The origin and fate of morphological intermediates between wild and cultivated soybeans in their natural habitats in Japan

The spread of transgenes into the genome of wild soybean is a concern when transgenic and wild soybeans are planted sympatrically. The objectives of this study were to investigate the origin and fate of morphological intermediates between wild and cultivated soybeans in their natural habitats in Japan. Twenty nuclear microsatellite and two chloroplast dCAPS markers were used to evaluate genetic variation of 468 wild, 17 intermediate, and 12 cultivated soybean samples collected from six sites between 2003 and 2006. Allelic differentiation of microsatellite markers between wild and cultivated soybeans was sufficient to detect their hybrids. Based on levels of observed heterozygosity, intermediate soybean plants were from two generations: either F₁ or an early segregating generation. Genetic admixture analysis and parentage assignment analysis revealed that the parents of all intermediate soybean plants could be assigned to a particular wild soybean plant and late‐maturing cultivar. The chloroplast DNA haplotypes revealed that all intermediate soybean plants originated from gene flow from cultivated to wild soybeans at all sites. Based on monitoring at both the phenotypic and molecular levels, hybrids quickly disappeared from natural habitats, and secondary gene flow from these plants to wild soybean was not detected. Thus, while gene flow from transgenic soybean into wild soybean can occur, gene introgression appears to be rare in natural habitats in Japan. This is the first report on the detection of gene flow from cultivated to wild soybean at the molecular level.     

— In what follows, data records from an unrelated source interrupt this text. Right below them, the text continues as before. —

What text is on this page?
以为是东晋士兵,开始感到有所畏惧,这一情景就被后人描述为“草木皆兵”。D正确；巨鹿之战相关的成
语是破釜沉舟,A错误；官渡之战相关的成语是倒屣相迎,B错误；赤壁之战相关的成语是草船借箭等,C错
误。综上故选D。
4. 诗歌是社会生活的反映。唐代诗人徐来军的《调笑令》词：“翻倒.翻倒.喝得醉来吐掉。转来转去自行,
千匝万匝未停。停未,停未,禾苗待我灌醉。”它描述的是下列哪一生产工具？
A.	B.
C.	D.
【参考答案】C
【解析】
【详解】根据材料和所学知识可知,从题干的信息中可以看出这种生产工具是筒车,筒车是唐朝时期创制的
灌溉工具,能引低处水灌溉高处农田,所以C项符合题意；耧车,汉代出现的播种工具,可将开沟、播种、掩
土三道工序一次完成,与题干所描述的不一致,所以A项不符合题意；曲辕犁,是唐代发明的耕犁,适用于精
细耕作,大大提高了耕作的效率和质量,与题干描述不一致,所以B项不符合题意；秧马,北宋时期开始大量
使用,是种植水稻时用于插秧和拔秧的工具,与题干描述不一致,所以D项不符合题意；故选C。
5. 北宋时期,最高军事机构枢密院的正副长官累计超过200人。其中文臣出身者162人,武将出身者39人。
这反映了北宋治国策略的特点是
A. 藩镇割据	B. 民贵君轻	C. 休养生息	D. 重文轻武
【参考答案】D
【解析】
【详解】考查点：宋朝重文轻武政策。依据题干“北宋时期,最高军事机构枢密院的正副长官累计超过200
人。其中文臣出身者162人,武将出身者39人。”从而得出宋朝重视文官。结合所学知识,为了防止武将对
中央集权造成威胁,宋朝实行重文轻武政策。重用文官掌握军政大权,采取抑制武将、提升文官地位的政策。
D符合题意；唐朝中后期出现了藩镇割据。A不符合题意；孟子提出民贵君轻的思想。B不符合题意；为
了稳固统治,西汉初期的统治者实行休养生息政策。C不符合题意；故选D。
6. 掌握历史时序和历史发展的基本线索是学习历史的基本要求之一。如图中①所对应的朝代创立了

Genome Re-Sequencing of Semi-Wild Soybean Reveals a Complex Soja Population Structure and Deep Introgression

Semi-wild soybean is a unique type of soybean that retains both wild and domesticated characteristics, which provides an important intermediate type for understanding the evolution of the subgenus Soja population in the Glycine genus. In this study, a semi-wild soybean line (Maliaodou) and a wild line (Lanxi 1) collected from the lower Yangtze regions were deeply sequenced while nine other semi-wild lines were sequenced to a 3-fold genome coverage. Sequence analysis revealed that (1) no independent phylogenetic branch covering all 10 semi-wild lines was observed in the Soja phylogenetic tree; (2) besides two distinct subpopulations of wild and cultivated soybean in the Soja population structure, all semi-wild lines were mixed with some wild lines into a subpopulation rather than an independent one or an intermediate transition type of soybean domestication; (3) high heterozygous rates (0.19–0.49) were observed in several semi-wild lines; and (4) over 100 putative selective regions were identified by selective sweep analysis, including those related to the development of seed size. Our results suggested a hybridization origin for the semi-wild soybean, which makes a complex Soja population structure.